第二章「天の神様と土の神様」  ゆう

「あ、高校のときに、石垣島の平久保崎灯台で、由紀さんに会ったんだ。星のきれいな夜に、サングラスをかけていたから、不思議だなと思って。それで、よく覚えていたんだ。それと、きれいな人だなあって思った。でも、まさかまた会えるなんて、思ってもみなかった」

「誉さん、何で今まで言ってくれなかったの?」

「ごめん、ごめん。急にそんな話をしたら、ストーカーって言われるんじゃないかと思って」

確かに一瞬、ほんの一瞬よ。そう思ったことは認めるけど、誉さんも、人が悪い。

高校のとき、祖父が亡くなった。私の両親は、二人とも石垣島出身だ。沖縄本島に移り住んだ理由はただ一つ──私だ。

先天性心疾患で生まれた私を、さらなる悲劇が待っていた。先天性緑内障も持っていたことが分かったのだ。両親は医師から、沖縄本島にある小児科病院を紹介された。そこでは、先進的な医療が受けられるということだった。そして、私と両親は、石垣島を離れ、沖縄本島に移り住むこととなった。

おじいちゃんが亡くなったのは、二年前。私たち家族は、お葬式のために三日の間、石垣島に行っていた。

そのときに、お母さんが

「星を見に行こうよ」

と言って平久保灯台まで行ったのだ。

「おじいちゃんは、星を見るのが好きだった」

そのときのお母さんの声は、少し震えていた。

あのとき、近くに誉さんが居たなんて。「星の巡り合わせ」とは、こういうときに使えばよかったかな?

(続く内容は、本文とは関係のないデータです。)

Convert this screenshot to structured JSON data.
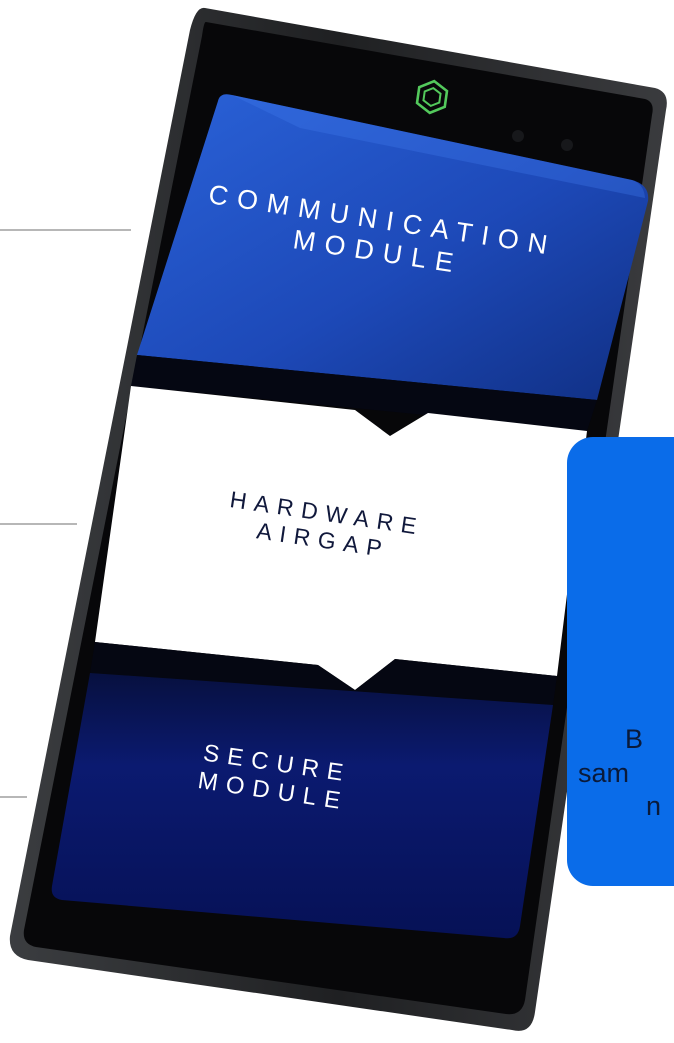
{
  "colors": {
    "background": "#ffffff",
    "connector": "#b7b7b7",
    "phone_frame": "#2a2b2d",
    "phone_bezel": "#070709",
    "comm_module_blue": "#1f4fc4",
    "airgap_white": "#ffffff",
    "secure_module_navy": "#0b176a",
    "logo_green": "#53c95c",
    "card_blue": "#0a6ce9",
    "card_text": "#0a1a3a"
  },
  "phone": {
    "logo_icon": "hexagon-logo-icon",
    "modules": {
      "communication": [
        "COMMUNICATION",
        "MODULE"
      ],
      "airgap": [
        "HARDWARE",
        "AIRGAP"
      ],
      "secure": [
        "SECURE",
        "MODULE"
      ]
    }
  },
  "info_card": {
    "lines": [
      "B",
      "sam",
      "n"
    ]
  }
}
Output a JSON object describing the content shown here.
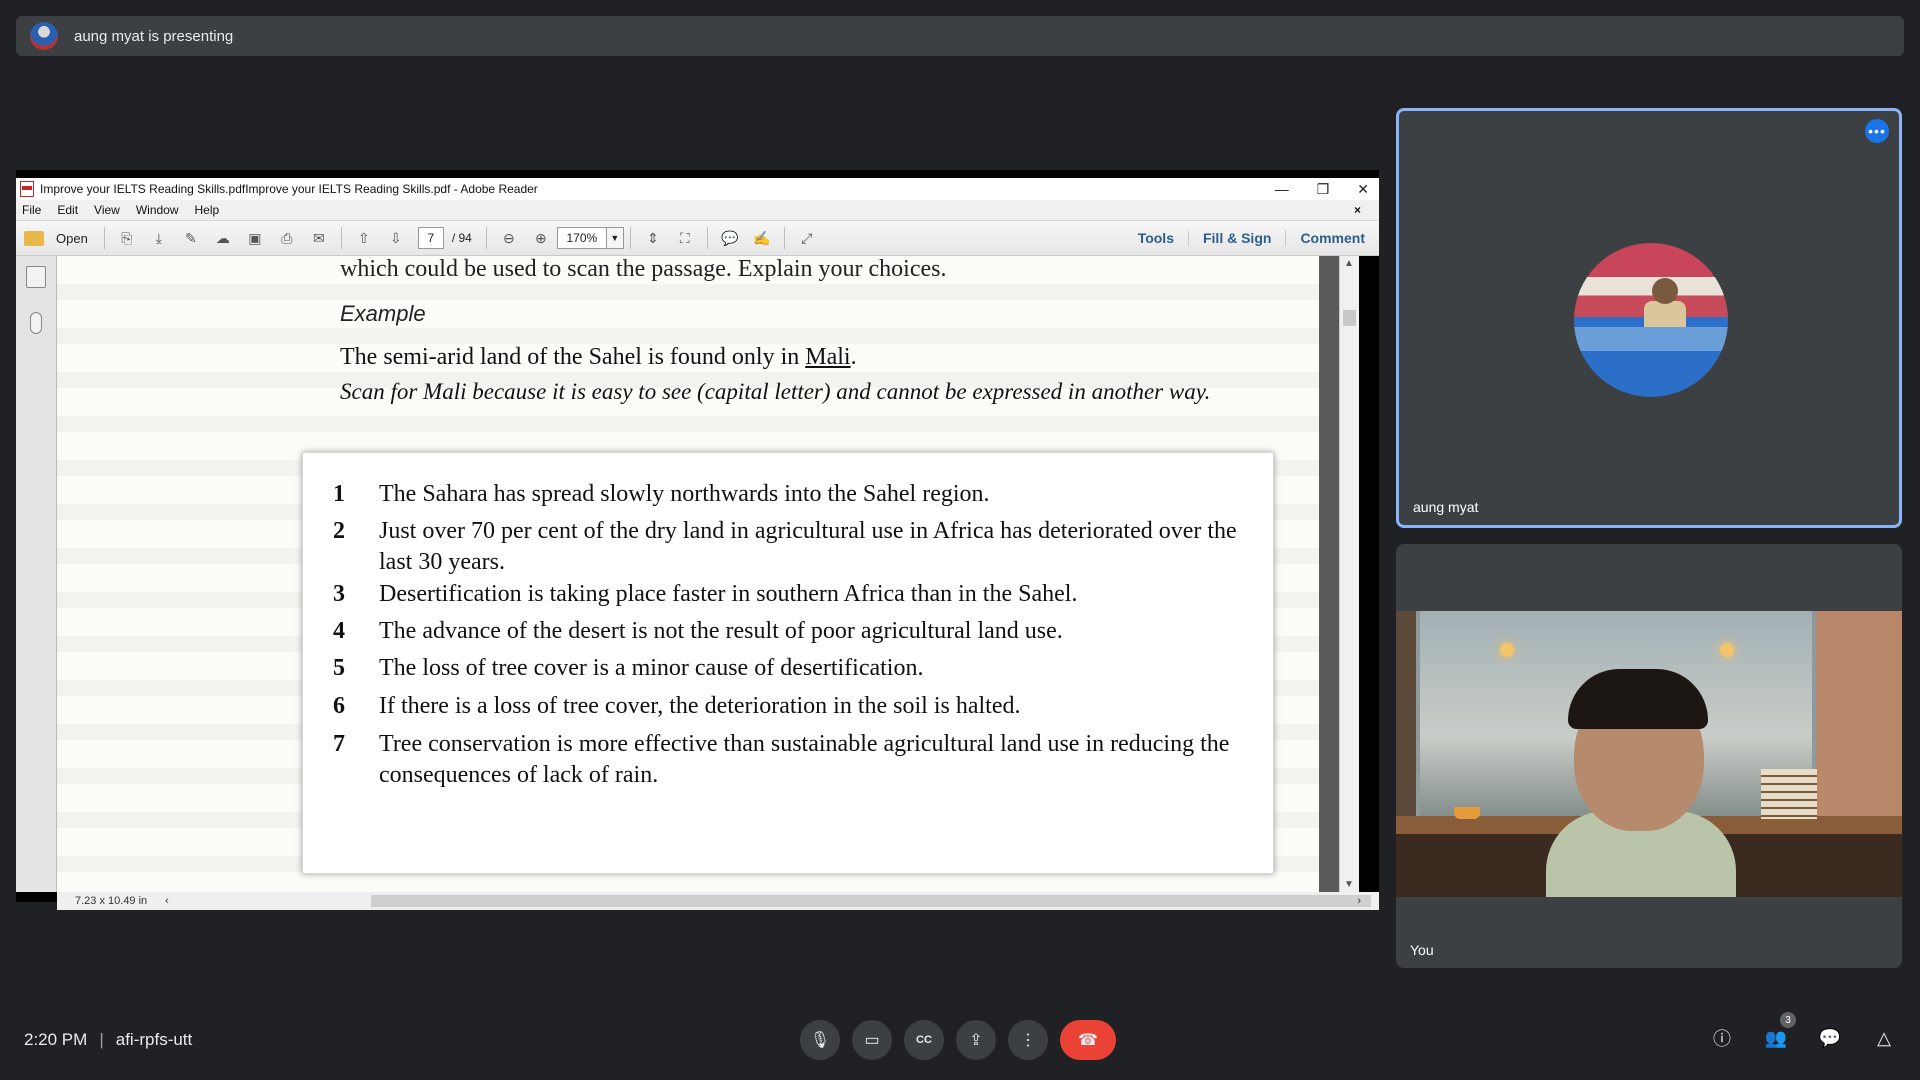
{
  "banner": {
    "text": "aung myat is presenting"
  },
  "reader": {
    "title": "Improve your IELTS Reading Skills.pdfImprove your IELTS Reading Skills.pdf - Adobe Reader",
    "menu": [
      "File",
      "Edit",
      "View",
      "Window",
      "Help"
    ],
    "toolbar": {
      "open_label": "Open",
      "page_current": "7",
      "page_total": "/ 94",
      "zoom": "170%",
      "tools_label": "Tools",
      "fill_sign_label": "Fill & Sign",
      "comment_label": "Comment"
    },
    "status_size": "7.23 x 10.49 in",
    "doc": {
      "top_line": "which could be used to scan the passage. Explain your choices.",
      "example_heading": "Example",
      "statement_prefix": "The semi-arid land of the Sahel is found only in ",
      "statement_underlined": "Mali",
      "statement_suffix": ".",
      "scan_note": "Scan for Mali because it is easy to see (capital letter) and cannot be expressed in another way.",
      "items": [
        {
          "num": "1",
          "text": "The Sahara has spread slowly northwards into the Sahel region."
        },
        {
          "num": "2",
          "text": "Just over 70 per cent of the dry land in agricultural use in Africa has deteriorated over the last 30 years."
        },
        {
          "num": "3",
          "text": "Desertification is taking place faster in southern Africa than in the Sahel."
        },
        {
          "num": "4",
          "text": "The advance of the desert is not the result of poor agricultural land use."
        },
        {
          "num": "5",
          "text": "The loss of tree cover is a minor cause of desertification."
        },
        {
          "num": "6",
          "text": "If there is a loss of tree cover, the deterioration in the soil is halted."
        },
        {
          "num": "7",
          "text": "Tree conservation is more effective than sustainable agricultural land use in reducing the consequences of lack of rain."
        }
      ]
    }
  },
  "participants": {
    "presenter_name": "aung myat",
    "self_name": "You"
  },
  "meeting": {
    "time": "2:20 PM",
    "separator": "|",
    "code": "afi-rpfs-utt",
    "people_count": "3"
  },
  "colors": {
    "background": "#202124",
    "tile": "#3c4043",
    "active_border": "#8ab4f8",
    "end_call": "#ea4335",
    "accent": "#1a73e8"
  }
}
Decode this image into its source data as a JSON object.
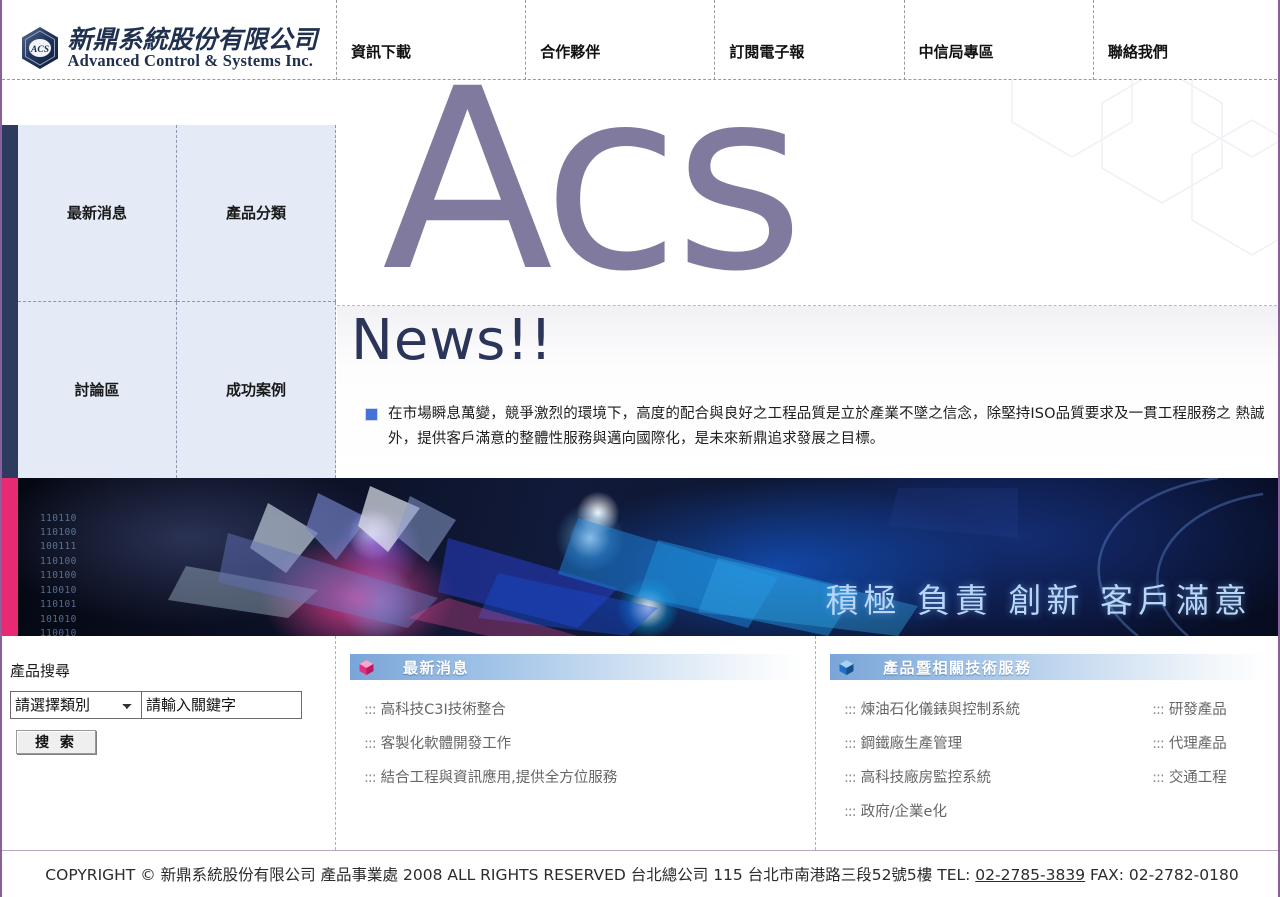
{
  "brand": {
    "logo_cn": "新鼎系統股份有限公司",
    "logo_en": "Advanced Control & Systems Inc.",
    "logo_mark": "ACS"
  },
  "nav": {
    "items": [
      {
        "label": "資訊下載"
      },
      {
        "label": "合作夥伴"
      },
      {
        "label": "訂閱電子報"
      },
      {
        "label": "中信局專區"
      },
      {
        "label": "聯絡我們"
      }
    ]
  },
  "sidebar": {
    "items": [
      {
        "label": "最新消息"
      },
      {
        "label": "產品分類"
      },
      {
        "label": "討論區"
      },
      {
        "label": "成功案例"
      }
    ]
  },
  "hero": {
    "wordmark": "Acs",
    "news_heading": "News!!",
    "news_paragraph": "在市場瞬息萬變，競爭激烈的環境下，高度的配合與良好之工程品質是立於產業不墜之信念，除堅持ISO品質要求及一貫工程服務之 熱誠外，提供客戶滿意的整體性服務與邁向國際化，是未來新鼎追求發展之目標。"
  },
  "banner": {
    "slogan": "積極  負責  創新  客戶滿意",
    "binary": "110110\n110100\n100111\n110100\n110100\n110010\n110101\n101010\n110010"
  },
  "search": {
    "title": "產品搜尋",
    "category_selected": "請選擇類別",
    "category_options": [
      "請選擇類別"
    ],
    "keyword_placeholder": "請輸入關鍵字",
    "submit_label": "搜 索"
  },
  "panels": {
    "news": {
      "title": "最新消息",
      "icon": "pink-cube-icon",
      "items": [
        "高科技C3I技術整合",
        "客製化軟體開發工作",
        "結合工程與資訊應用,提供全方位服務"
      ]
    },
    "products": {
      "title": "產品暨相關技術服務",
      "icon": "blue-cube-icon",
      "items_left": [
        "煉油石化儀錶與控制系統",
        "鋼鐵廠生產管理",
        "高科技廠房監控系統",
        "政府/企業e化"
      ],
      "items_right": [
        "研發產品",
        "代理產品",
        "交通工程"
      ]
    }
  },
  "footer": {
    "text_before": "COPYRIGHT © 新鼎系統股份有限公司 產品事業處 2008 ALL RIGHTS RESERVED 台北總公司 115 台北市南港路三段52號5樓 TEL: ",
    "tel": "02-2785-3839",
    "text_after": " FAX: 02-2782-0180"
  },
  "colors": {
    "accent_purple": "#807a9e",
    "navy": "#2d3c5e",
    "pink": "#e72a72",
    "sidebar_bg": "#e4ebf7",
    "border_purple": "#8a5f9e"
  },
  "bullets": {
    "dots": ":::"
  }
}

「あの日の夜は、お母さんが『星を見に行こう』って。私のお母さん、少し変わり者で。いろいろな病気を持って生まれてきた私なのに、お母さんは、『ラッキーだった』って言うんです。『難しい病気の名前も覚えることができたし、医療器具の使い方や点字だって学ぶことができた』って、可笑しいですよね?」

「そんなことないよ。とっても素敵なお母さんだね。俺の母さんなんて、早く一人前になって、家にお金を入れなさい。なんて、そればっか。一度でいいから、由紀さんのお母さんと俺の母さん、変わってほしいよ」

「いいの? 昭和のアイドルの曲を熱唱しちゃうよ」

「何それ?」

「とにかく明るいの、私の母。自称、我が家のアイドルだから」

「ますます、会いたくなるね。どんな曲を歌うの?」

と、誉さんが興味を持ってしまったので、私はしかたなく曲名を教えた。すると、誉さんは、携帯電話で検索してくれた。そして、

「ちょっと、耳いい? イヤホン」

と、イヤホンの片方を渡してくれた。 私は左耳にイヤホンを付け、誉さんは右耳に付けた。触れ合う肌で感じ取ることができた。今、イヤホンの線が繋いでいるのは、私と誉さんの耳だけではなく、心まで繋いでくれている気がして、鼓動が高鳴る。

昭和のアイドルが「あなたの幸せは、あなたのすぐ傍にあるのよ」と、歌っている。今の状況を応援されているようで、少し恥ずかしい気持ちになる。でも……やっぱり、本物の声とお母さんの歌声は雲泥の差だ。